In a survey of more than 500 CIOs, those with the most mature digital strategies and capabilities are also more likely to report effective collaboration across the C-suite.
The peer business leader that CIOs have the most effective relationship with is the chief human resources officer (CHRO), according to new research by Oxford Economics that will appear in the June issue of ServiceNow’s Workflow Quarterly.
Tiffany Hall, CIO of the world’s largest independent cancer charity, Cancer Research UK, agrees that senior-level relationships across business units are key to success. In her experience, a strong partnership between IT and HR can both prove the value of the IT organization and benefit IT directly.
“Some departments prefer to treat us as a supplier, rather than as a partner, and yet it’s as a partner that we can add more value,” says Hall. At Cancer Research UK, the HR function is on a digital journey to “run their own technologies more easily themselves,” as Hall’s department partners with them to address recruitment and retention challenges.
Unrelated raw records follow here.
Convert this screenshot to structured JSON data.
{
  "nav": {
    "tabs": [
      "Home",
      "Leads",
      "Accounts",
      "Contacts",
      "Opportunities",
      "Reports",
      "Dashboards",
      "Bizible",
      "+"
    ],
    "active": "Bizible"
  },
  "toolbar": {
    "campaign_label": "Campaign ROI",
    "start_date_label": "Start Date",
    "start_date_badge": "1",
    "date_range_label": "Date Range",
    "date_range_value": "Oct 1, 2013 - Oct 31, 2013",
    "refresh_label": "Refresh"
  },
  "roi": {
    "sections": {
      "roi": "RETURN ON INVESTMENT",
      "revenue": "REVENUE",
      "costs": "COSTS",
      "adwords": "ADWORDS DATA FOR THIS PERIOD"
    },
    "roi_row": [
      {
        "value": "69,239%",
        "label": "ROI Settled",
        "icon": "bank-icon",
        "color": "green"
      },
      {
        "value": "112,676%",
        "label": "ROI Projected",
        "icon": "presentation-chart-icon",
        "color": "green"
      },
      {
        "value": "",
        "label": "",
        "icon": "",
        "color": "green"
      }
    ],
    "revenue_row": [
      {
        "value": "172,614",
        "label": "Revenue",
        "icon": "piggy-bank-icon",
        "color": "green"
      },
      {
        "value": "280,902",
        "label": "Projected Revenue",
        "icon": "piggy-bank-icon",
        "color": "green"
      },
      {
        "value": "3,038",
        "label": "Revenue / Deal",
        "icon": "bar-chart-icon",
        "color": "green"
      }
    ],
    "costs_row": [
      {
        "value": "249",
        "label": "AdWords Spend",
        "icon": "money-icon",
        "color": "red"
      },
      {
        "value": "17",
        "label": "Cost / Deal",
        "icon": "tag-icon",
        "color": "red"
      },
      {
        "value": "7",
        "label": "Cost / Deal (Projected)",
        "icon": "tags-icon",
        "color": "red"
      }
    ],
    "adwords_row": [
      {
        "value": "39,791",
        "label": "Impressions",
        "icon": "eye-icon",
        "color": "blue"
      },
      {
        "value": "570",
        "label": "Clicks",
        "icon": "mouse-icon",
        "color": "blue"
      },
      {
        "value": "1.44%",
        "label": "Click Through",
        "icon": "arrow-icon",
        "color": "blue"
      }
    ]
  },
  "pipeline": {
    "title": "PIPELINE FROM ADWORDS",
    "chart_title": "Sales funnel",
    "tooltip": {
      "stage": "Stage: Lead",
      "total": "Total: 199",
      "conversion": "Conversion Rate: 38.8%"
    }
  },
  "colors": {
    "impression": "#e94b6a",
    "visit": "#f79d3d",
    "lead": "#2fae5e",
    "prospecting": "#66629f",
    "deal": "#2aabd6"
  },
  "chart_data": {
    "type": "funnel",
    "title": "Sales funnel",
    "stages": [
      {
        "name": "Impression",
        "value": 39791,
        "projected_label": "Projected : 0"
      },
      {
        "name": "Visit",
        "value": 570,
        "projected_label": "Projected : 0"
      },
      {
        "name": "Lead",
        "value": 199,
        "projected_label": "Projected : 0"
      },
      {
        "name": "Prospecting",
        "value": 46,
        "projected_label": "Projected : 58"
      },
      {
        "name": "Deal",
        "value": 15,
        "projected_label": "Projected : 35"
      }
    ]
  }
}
In fact, 77% of CIOs surveyed agree it’s their role to partner with CHROs to set HR and talent strategies. Yet only the highest-performing CIOs track closely to that figure, with 73% saying they have an effective relationship with the CHRO. Among the other CIOs in the survey, just 49% say they have an effective relationship.
Unsurprisingly, the survey found that skill gaps are among the biggest factors that block CIOs from achieving better business outcomes via digital workflows.
One variable that appears to correlate with a close CHRO relationship is workflow digitization. CIOs who rate their current CHRO collaboration as “highly effective” are more than twice as likely to say they are “far along” with digitization, versus “beginning to evaluate.”
Another variable may be cultural and geographic differences. While the CIO-CHRO relationship is fairly consistent across more than 20 industries, CIOs in Japan, France and the U.S. are more likely to have a more effective relationship with their CHROs than in the Netherlands or U.K.